The CFPB isn't the only federal government agency that is promulgating new "regulations" by enforcement action. According to yesterday's American Banker (paid subscription required), the OCC's been playing the same game, especially with the BSA.
Few dare talk about their concerns publicly, for fear of alienating regulators. Privately, they say that BSA exams have become more rigorous and focused in recent years, digging deeper into the weeds of processes, systems and controls. Foot-dragging and shortcomings are being met with stiffer monetary penalties and lengthy lists of demands for systems improvements and additional personnel.
Yet it's not clear that even the regulators know exactly what they want from bank BSA programs.
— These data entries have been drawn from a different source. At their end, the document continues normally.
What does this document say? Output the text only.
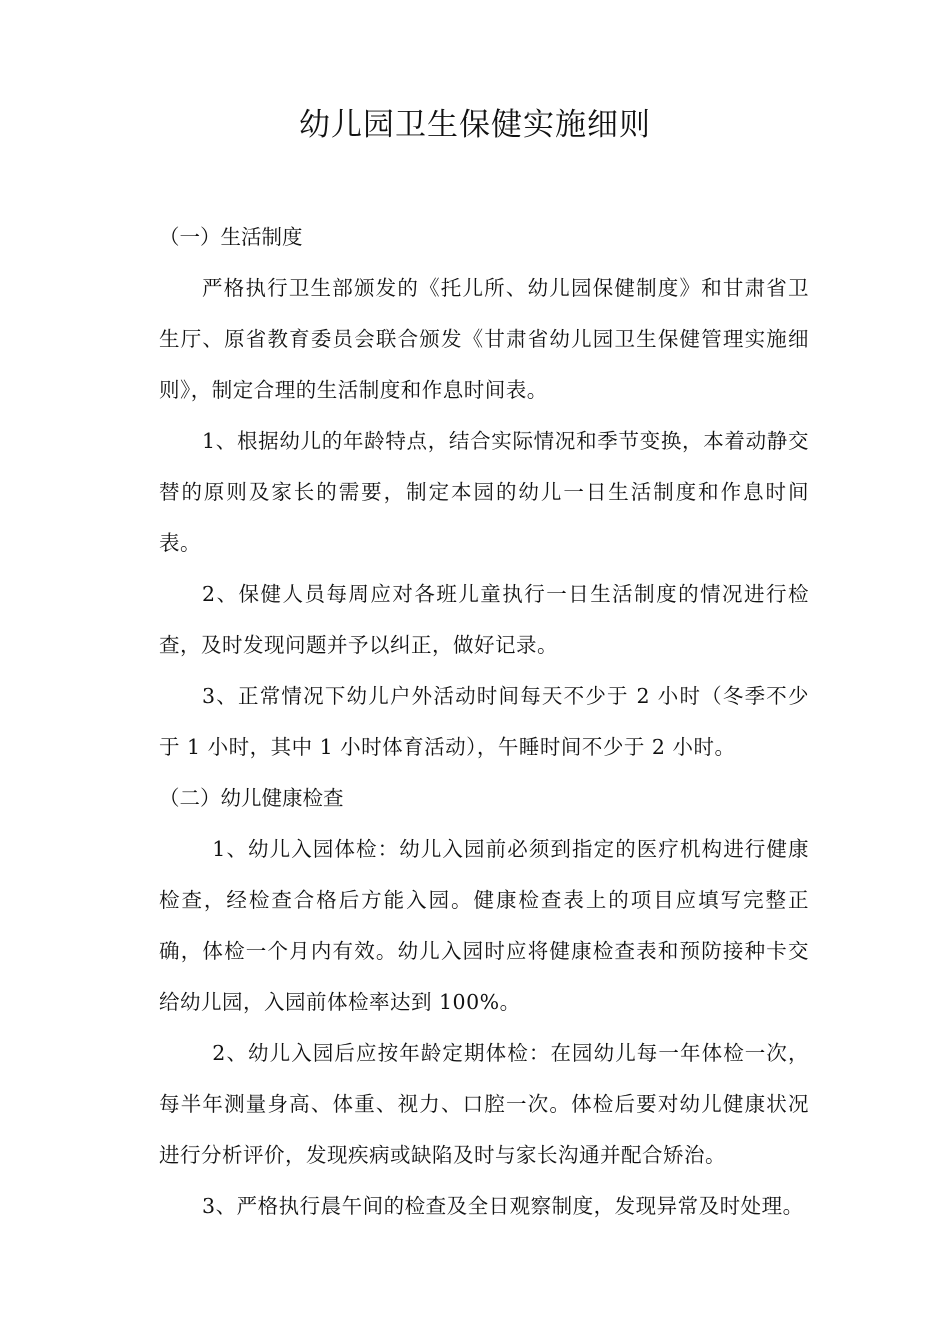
幼儿园卫生保健实施细则
（一）生活制度

严格执行卫生部颁发的《托儿所、幼儿园保健制度》和甘肃省卫生厅、原省教育委员会联合颁发《甘肃省幼儿园卫生保健管理实施细则》，制定合理的生活制度和作息时间表。

1、根据幼儿的年龄特点，结合实际情况和季节变换，本着动静交替的原则及家长的需要，制定本园的幼儿一日生活制度和作息时间表。

2、保健人员每周应对各班儿童执行一日生活制度的情况进行检查，及时发现问题并予以纠正，做好记录。

3、正常情况下幼儿户外活动时间每天不少于 2 小时（冬季不少于 1 小时，其中 1 小时体育活动），午睡时间不少于 2 小时。

（二）幼儿健康检查

1、幼儿入园体检：幼儿入园前必须到指定的医疗机构进行健康检查，经检查合格后方能入园。健康检查表上的项目应填写完整正确，体检一个月内有效。幼儿入园时应将健康检查表和预防接种卡交给幼儿园，入园前体检率达到 100%。

2、幼儿入园后应按年龄定期体检：在园幼儿每一年体检一次，每半年测量身高、体重、视力、口腔一次。体检后要对幼儿健康状况进行分析评价，发现疾病或缺陷及时与家长沟通并配合矫治。

3、严格执行晨午间的检查及全日观察制度，发现异常及时处理。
Instead, critics say, they're looking to the private sector for the latest in best practices and then seeking to transmit those ideas to the rest of the industry through regulatory decree.
BSA officers report combing through consent orders and regulatory pronouncements with urgency, looking for clues of subtle changes and what's coming next. "We are now in an era of 'regulation by enforcement action,'" says Teresa Pesce, head of the Americas AML practice at consulting firm KPMG.
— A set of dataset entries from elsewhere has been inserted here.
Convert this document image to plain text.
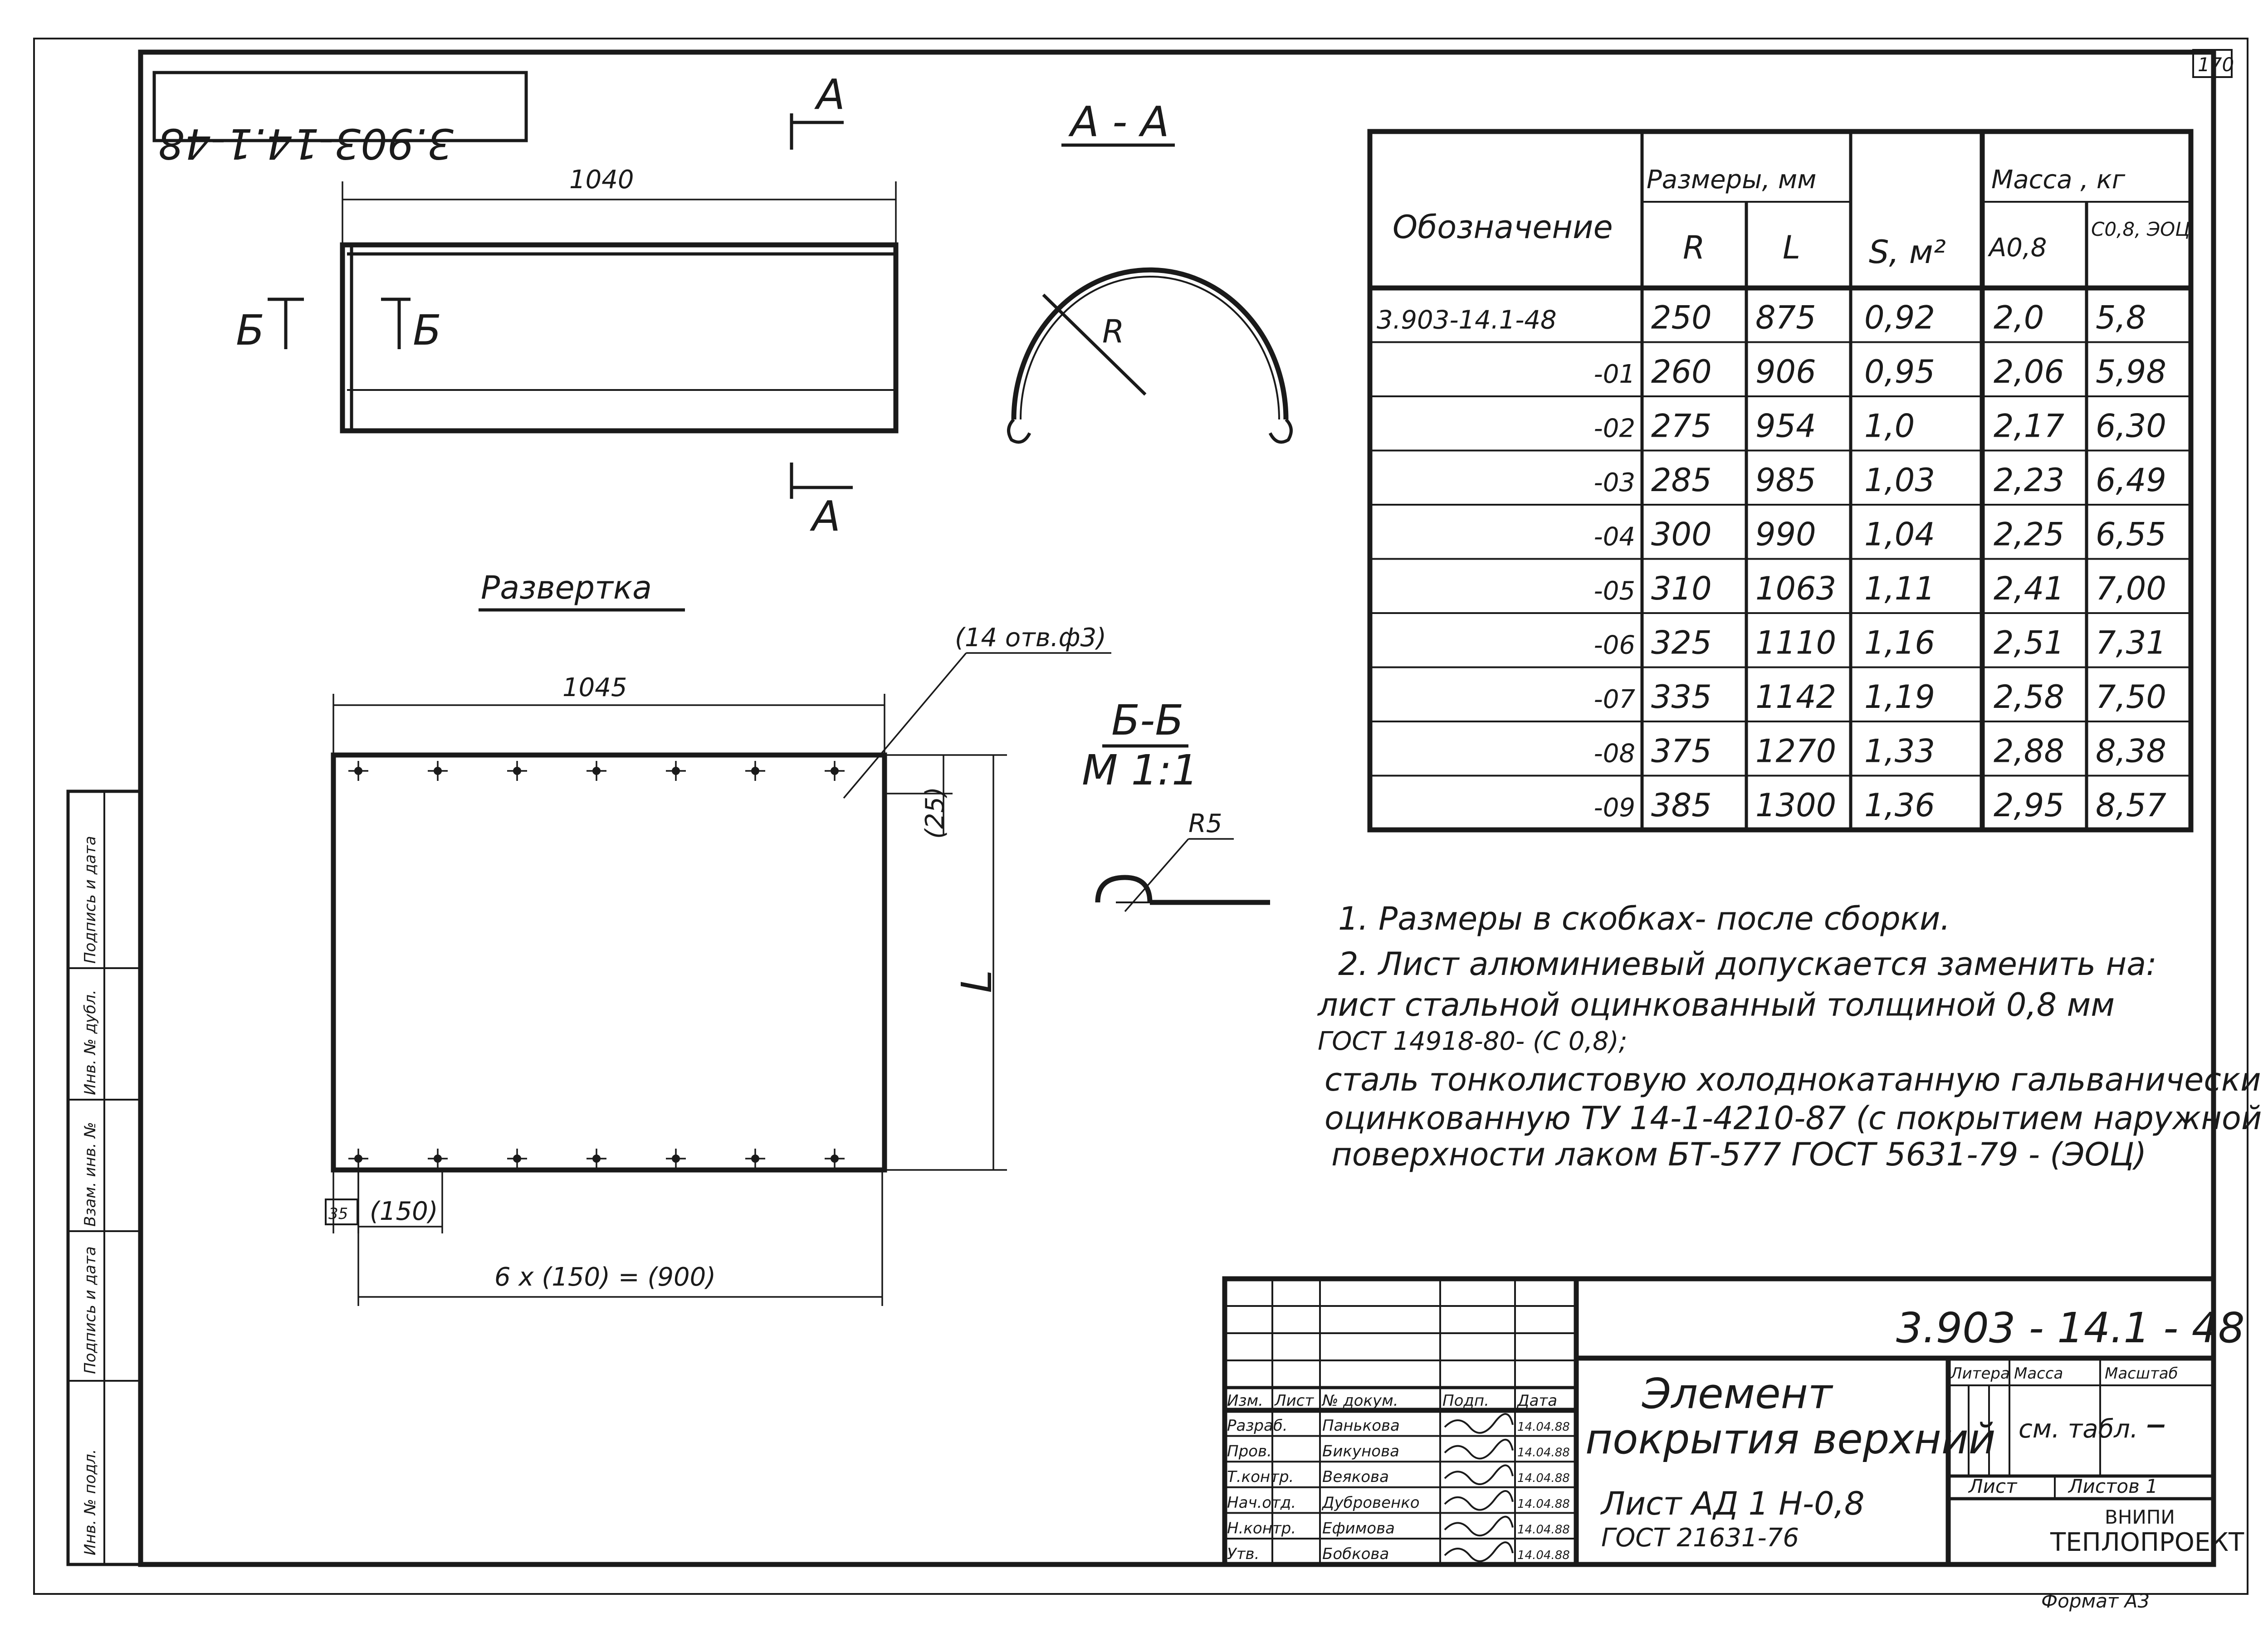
170
3.903-14.1-48
Инв. № подл.
Подпись и дата
Взам. инв. №
Инв. № дубл.
Подпись и дата
1040
А
А
Б	Б
А - А
R
Развертка
1045
(14 отв.ф3)
(25)
L
35 (150)
6 x (150) = (900)
Б-Б
М 1:1
R5
Обозначение
Размеры, мм
R L S, м²
Масса , кг
А0,8
С0,8, ЭОЦ
3.903-14.1-48	250 875 0,92 2,0 5,8
-01 260 906 0,95 2,06 5,98
-02 275 954 1,0 2,17 6,30
-03 285 985 1,03 2,23 6,49
-04 300 990 1,04 2,25 6,55
-05 310 1063 1,11 2,41 7,00
-06 325 1110 1,16 2,51 7,31
-07 335 1142 1,19 2,58 7,50
-08 375 1270 1,33 2,88 8,38
-09 385 1300 1,36 2,95 8,57
1. Размеры в скобках- после сборки.
2. Лист алюминиевый допускается заменить на:
лист стальной оцинкованный толщиной 0,8 мм
ГОСТ 14918-80- (С 0,8);
сталь тонколистовую холоднокатанную гальванически
оцинкованную ТУ 14-1-4210-87 (с покрытием наружной
поверхности лаком БТ-577 ГОСТ 5631-79 - (ЭОЦ)
3.903 - 14.1 - 48
Элемент
покрытия верхний
Лист АД 1 Н-0,8
ГОСТ 21631-76
Литера Масса	Масштаб
см. табл. –
Лист	Листов 1
ВНИПИ
ТЕПЛОПРОЕКТ
Изм. Лист № докум.	Подп. Дата
Разраб. Панькова	14.04.88
Пров.	Бикунова	14.04.88
Т.контр. Веякова	14.04.88
Нач.отд. Дубровенко	14.04.88
Н.контр. Ефимова	14.04.88
Утв.	Бобкова	14.04.88
Формат А3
"Banks feel that they can no longer look at the statutes and regulations to know what to do," Pesce says. "They have to look at the most-recent regulatory guidance or enforcement action against their peers, and then try to plug those holes, as opposed to creating more thoughtful and sustainable programs."
"Thoughtful and sustainable programs?" What's that got to do with covering your backside, avoiding second-guessing from your "superiors" and your "peers," and protecting your government retirement benefits? Let's get with the program here, Teresa.
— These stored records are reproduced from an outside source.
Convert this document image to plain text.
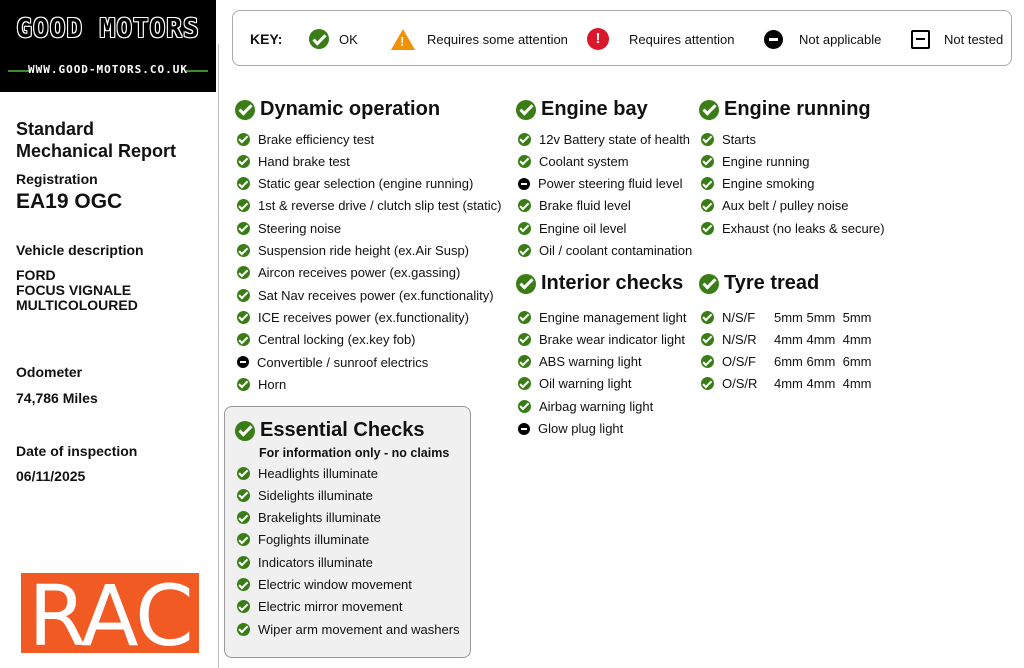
GOOD MOTORS
WWW.GOOD-MOTORS.CO.UK
Standard
Mechanical Report
Registration
EA19 OGC
Vehicle description
FORD
FOCUS VIGNALE
MULTICOLOURED
Odometer
74,786 Miles
Date of inspection
06/11/2025
RAC
KEY:	OK !	Requires some attention !	Requires attention	Not applicable	Not tested
Dynamic operation
Brake efficiency test
Hand brake test
Static gear selection (engine running)
1st & reverse drive / clutch slip test (static)
Steering noise
Suspension ride height (ex.Air Susp)
Aircon receives power (ex.gassing)
Sat Nav receives power (ex.functionality)
ICE receives power (ex.functionality)
Central locking (ex.key fob)
Convertible / sunroof electrics
Horn
Essential Checks
For information only - no claims
Headlights illuminate
Sidelights illuminate
Brakelights illuminate
Foglights illuminate
Indicators illuminate
Electric window movement
Electric mirror movement
Wiper arm movement and washers
Engine bay
12v Battery state of health
Coolant system
Power steering fluid level
Brake fluid level
Engine oil level
Oil / coolant contamination
Interior checks
Engine management light
Brake wear indicator light
ABS warning light
Oil warning light
Airbag warning light
Glow plug light
Engine running
Starts
Engine running
Engine smoking
Aux belt / pulley noise
Exhaust (no leaks & secure)
Tyre tread
N/S/F	5mm 5mm  5mm
N/S/R	4mm 4mm  4mm
O/S/F	6mm 6mm  6mm
O/S/R	4mm 4mm  4mm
According to the American Banker's sources, the causes for the uptick in scrutiny on BSA is open to debate.
Some point to the lingering anger of Congress and the public over Wall Street's role in the financial crisis, and the failure of regulators to catch it. Others note that with banks having largely cleaned up their credit problems, quieting the safety and soundness risks that had dominated regulators' concerns in recent years, all those examiners hired at the peak of the crisis now have more time on their hands.
Idle hands are the devil's workshop.
One former OCC official even said much of this may have to do with career advancement by small bank examiners who want to earn notches in their gun by taking down some too-small-to-fight-me community banks, and thereby be promoted to examining the plutocrats of commercial banking. I guess it's every examiner's dream to make yourself such a pest to Bank of America that it hires you just to get you out of harm's way.
FinCEN's Director Jennifer Shasky Calvery claims it's because FinCEN is getting better at using the billions of bits of information that banks feed into its maw every day via various reporting avenues. She even talks about a bank that included a phone number in a SAR that matched a number found in Osama Bin Laden's file cabinet found by Seal Team Six in the follow-up to ventilating the former terrorist-in-chief. Jennifer won't tell us what the people who parse these nuances did with the number. Maybe the NSA used it to order a truck load of peperoni and italian sausage pizzas to be delivered to a kabob house in Kandahar, demoralizing a phalanx of jihadists. Whatever, she wants banks to know that she and her fellow "sheriffs" are cracking down on banks because all of those SARs they're defensively filing are no longer fed to FinCEN's pet goat.
So, bankers, buckle up and get ready for more _regulating-by-enforcement. What's good for FinCEN's good for the country, and the bad guys are moving too fast to bother with that irksome Administrative Procedures Act. The regulators will tell you what you did wrong after you've done it, not before. If you don't like that, well, that's tough nuggies. In this brave new world, the ends justify the means.